Wednesday, January 9, 2013

Mean Girl and Nice Girl

I got an email a few days before Christmas from a friend. Her daughter is in elementary school and already (ALREADY!) she's dealing with that difficult phenomenon of Mean Girls. What did she ask for for Christmas? Some advice from Santa regarding how to deal with it all.

Ugh. Why are girls so mean? Why do we pick, pick, pick until our chosen victim crumbles into a pile of self-loathing and hurt? Why don't we form little cliques of protection and positivity rather than exclusion and superiority? I don't know, but I'm sure we've all been there; on the outside AND on the inside. Perpetrator and persecuted.

The email, though, was such a lovely thing. My friend was emailing every woman she knew, the significant women in her life, and asking us to write a little note to her daughter. Something to encourage her, strengthen her, impart some love, wisdom, laughter and courage as she makes her own path into adulthood. I haven't heard how many letters she received but I know that it hit a nerve from the conversation between the women she emailed. I loved that this email suddenly formed a community of women, separated by thousands of miles but united in purpose for one little girl.

I don't really like the phrase "It takes a village..." It's too utopian for my cynical mind. BUT, the meaning behind it is real. What are our relationships for but to help each other carry burdens, strengthen each other when one is weak, offer our experiences when asked in hopes of providing a little encouragement in this confusing walk we each must take through life?

Dear Little One,

I heard that you are having a hard time with some mean girls at school. I’m so sorry. I remember how difficult it is to hear those mean things said about you, to never know if you’re going to be liked or disliked on any given day, to feel like you’re always behind in knowing what the cool thing of the day is. It’s so hard to be on the outside looking in.

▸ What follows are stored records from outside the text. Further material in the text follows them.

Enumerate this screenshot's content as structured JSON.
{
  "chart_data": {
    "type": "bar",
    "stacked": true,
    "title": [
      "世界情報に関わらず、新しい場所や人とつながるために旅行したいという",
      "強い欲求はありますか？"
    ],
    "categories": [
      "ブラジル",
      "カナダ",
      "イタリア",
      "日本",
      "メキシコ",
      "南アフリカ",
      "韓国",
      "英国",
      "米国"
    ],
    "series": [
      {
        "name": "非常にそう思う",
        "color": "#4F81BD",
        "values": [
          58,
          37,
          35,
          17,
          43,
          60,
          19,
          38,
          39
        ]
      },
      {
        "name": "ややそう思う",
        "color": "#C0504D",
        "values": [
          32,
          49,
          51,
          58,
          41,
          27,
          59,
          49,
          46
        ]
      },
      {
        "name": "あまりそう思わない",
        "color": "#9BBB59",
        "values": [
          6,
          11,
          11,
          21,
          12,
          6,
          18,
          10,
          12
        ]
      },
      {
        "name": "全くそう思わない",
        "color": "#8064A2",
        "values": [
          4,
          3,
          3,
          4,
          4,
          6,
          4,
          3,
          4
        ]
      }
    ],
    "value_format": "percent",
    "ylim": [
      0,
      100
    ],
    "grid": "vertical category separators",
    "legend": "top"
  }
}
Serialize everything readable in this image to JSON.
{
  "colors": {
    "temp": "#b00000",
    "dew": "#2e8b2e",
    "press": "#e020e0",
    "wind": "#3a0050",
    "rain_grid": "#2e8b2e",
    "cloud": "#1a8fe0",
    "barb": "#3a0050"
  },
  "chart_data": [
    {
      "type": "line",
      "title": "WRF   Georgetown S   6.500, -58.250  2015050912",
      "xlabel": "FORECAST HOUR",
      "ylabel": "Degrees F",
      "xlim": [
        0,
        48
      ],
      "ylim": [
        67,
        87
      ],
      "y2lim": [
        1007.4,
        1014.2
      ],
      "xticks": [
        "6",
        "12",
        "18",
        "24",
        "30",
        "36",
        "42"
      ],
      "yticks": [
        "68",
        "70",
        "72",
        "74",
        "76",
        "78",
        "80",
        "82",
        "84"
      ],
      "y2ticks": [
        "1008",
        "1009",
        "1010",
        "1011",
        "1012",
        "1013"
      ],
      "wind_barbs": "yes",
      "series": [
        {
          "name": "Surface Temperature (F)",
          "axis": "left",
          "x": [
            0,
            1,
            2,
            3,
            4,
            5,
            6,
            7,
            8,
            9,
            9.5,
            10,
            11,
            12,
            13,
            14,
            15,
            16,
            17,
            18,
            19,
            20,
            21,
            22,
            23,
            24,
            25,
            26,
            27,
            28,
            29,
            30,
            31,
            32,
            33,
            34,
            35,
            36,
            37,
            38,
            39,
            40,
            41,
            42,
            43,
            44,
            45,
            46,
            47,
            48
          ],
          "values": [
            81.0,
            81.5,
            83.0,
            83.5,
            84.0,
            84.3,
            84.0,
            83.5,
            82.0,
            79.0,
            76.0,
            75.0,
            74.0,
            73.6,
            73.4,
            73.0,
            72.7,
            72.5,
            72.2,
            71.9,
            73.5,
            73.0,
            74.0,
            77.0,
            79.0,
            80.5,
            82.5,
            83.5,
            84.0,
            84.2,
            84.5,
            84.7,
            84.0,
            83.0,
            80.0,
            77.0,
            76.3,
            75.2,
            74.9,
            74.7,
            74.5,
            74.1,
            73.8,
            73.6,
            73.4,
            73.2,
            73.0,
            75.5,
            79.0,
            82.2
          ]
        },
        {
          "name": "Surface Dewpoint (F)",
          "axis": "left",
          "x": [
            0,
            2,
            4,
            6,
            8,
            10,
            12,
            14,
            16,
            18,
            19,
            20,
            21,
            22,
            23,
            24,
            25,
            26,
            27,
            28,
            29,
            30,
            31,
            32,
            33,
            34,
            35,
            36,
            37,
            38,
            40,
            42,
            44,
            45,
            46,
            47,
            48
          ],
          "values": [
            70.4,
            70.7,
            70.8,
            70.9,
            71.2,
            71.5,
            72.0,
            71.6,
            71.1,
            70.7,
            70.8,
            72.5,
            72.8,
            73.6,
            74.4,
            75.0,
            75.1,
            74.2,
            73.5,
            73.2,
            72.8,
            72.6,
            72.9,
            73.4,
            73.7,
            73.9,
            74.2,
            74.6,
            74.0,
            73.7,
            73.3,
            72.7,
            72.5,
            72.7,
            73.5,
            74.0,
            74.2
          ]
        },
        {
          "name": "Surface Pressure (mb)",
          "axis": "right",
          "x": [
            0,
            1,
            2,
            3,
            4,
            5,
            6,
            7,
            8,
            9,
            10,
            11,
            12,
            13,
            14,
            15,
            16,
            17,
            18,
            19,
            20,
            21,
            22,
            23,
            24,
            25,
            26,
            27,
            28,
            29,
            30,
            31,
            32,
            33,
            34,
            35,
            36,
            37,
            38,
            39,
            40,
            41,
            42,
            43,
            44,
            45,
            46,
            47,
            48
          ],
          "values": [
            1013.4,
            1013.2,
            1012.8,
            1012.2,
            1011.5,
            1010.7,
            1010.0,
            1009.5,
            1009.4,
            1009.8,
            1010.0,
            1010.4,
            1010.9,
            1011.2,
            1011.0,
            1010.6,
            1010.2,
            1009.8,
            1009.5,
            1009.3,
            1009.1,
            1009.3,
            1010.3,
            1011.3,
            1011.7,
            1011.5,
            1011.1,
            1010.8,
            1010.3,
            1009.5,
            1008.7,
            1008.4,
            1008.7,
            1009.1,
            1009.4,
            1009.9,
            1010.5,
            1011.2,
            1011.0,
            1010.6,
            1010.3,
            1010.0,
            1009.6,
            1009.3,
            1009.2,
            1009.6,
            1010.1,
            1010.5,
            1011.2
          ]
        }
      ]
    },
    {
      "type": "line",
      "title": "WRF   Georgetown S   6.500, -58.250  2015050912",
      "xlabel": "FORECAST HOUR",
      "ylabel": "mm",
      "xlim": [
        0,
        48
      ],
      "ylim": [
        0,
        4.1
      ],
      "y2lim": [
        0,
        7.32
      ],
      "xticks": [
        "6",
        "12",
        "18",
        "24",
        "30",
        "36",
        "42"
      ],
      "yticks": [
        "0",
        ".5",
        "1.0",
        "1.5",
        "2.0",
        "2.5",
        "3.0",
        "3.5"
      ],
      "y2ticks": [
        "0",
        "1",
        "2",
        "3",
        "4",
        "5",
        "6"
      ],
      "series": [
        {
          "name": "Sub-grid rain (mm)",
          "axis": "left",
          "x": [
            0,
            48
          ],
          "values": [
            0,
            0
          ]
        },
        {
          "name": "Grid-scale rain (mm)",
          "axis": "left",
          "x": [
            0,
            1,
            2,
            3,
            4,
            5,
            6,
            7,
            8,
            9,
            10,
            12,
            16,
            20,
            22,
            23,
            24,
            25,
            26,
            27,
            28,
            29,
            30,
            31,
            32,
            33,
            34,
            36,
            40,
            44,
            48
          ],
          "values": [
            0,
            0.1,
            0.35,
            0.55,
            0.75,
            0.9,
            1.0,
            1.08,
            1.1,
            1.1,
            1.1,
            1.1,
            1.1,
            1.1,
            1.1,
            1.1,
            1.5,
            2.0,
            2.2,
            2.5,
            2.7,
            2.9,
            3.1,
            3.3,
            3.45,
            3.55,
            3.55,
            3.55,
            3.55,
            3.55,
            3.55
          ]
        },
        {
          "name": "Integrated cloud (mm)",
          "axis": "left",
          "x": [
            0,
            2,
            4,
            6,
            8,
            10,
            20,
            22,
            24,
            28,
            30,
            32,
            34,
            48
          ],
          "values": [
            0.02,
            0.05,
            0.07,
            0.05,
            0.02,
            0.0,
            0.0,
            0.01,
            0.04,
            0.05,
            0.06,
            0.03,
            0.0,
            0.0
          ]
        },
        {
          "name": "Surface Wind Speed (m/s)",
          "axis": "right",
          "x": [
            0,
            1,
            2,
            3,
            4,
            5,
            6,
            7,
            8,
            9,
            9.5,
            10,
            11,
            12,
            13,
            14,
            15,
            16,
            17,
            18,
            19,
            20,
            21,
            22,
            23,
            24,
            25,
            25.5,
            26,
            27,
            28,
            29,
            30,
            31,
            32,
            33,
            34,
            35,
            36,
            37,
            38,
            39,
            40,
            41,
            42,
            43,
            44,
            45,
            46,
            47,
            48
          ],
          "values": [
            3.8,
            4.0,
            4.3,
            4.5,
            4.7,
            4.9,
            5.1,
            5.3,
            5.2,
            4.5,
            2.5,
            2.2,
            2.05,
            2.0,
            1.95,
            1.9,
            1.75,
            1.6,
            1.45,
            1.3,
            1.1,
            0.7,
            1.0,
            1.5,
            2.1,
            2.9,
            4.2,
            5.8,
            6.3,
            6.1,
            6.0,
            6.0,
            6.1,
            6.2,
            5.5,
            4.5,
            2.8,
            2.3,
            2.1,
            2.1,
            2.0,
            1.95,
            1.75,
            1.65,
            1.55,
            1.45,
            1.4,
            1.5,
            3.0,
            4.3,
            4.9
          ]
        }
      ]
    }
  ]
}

Here’s the thing. I was a mean girl once. I was also a girl who was picked on by mean girls. See, it’s hard to figure out who you want to be, who to spend your time with, and whose words to believe. Sometimes we make the wrong decision and end up hurting someone else because we think it will make us more popular and happier. But it doesn’t, not in the long run. One of the things I’m most sad about when I think about when I was a girl is when I chose to be mean. Not when I got that C in math, or had to ride around in an old rusty van with my mom and dad, or lied to get out of a basketball game. What still makes me sad is the time I said that I thought brown eyes were ugly; knowing the girl with pretty brown eyes was standing right behind me. Or when I gave a girl ex-lax instead of chocolate and then pretended it was a funny joke during a slumber party. When I think about those two girls and who I was when I chose to be mean I want to hide. I’m so disappointed in myself.

But, then there are the times when I made good choices. Like when I chose to be friends with the quiet girl that didn’t wear the trendy clothes but had the best imagination, we would write stories together. Or when my best friend was girl with red hair and freckles and we would spend hours building forts, collecting marigold seeds to plant fairy gardens, and collect crawdads from the stream in the church grounds. I’m so proud of myself for making friends with girls who were positive, fun, creative and unique. We made each other better because we helped each other find what we loved to do and how to do it well.

You have the best example of being a good friend when it’s not popular in your mom. I moved to your mom’s town from Africa. I didn’t know anything about Maine. I didn’t know any of the popular music, I didn’t know some of the foods that everybody ate, I didn’t know the cool toys, the lingo, or clothes. I was awkward and shy and didn’t have any friends. But your mom decided to be friends with me. She didn’t make fun of the strange things I liked to do (like play trivial pursuit or watch old tv shows or play games outside even though we were in high school and supposedly too mature for that.) She was my friend no matter what. She didn’t make the easy choice to just ignore the strange girl that was hanging around; she wasn’t mean to me in order to make herself more popular to those around her. She looked into the heart of people to find their worth.

Its really hard sometimes making the choice to not be popular, to ignore the mean things people say because you’re choosing a different path, to be ignored even though you have great ideas and things to share. It will continue to be difficult; I’m not going to lie. But keep practicing. Practice will make it easier and, later, you will be so proud of yourself. You’ll be as proud of yourself as your Mom and Dad, Grandma and Grandpa, Aunts and Uncles, and all the other people in your life who love you, are right this very moment.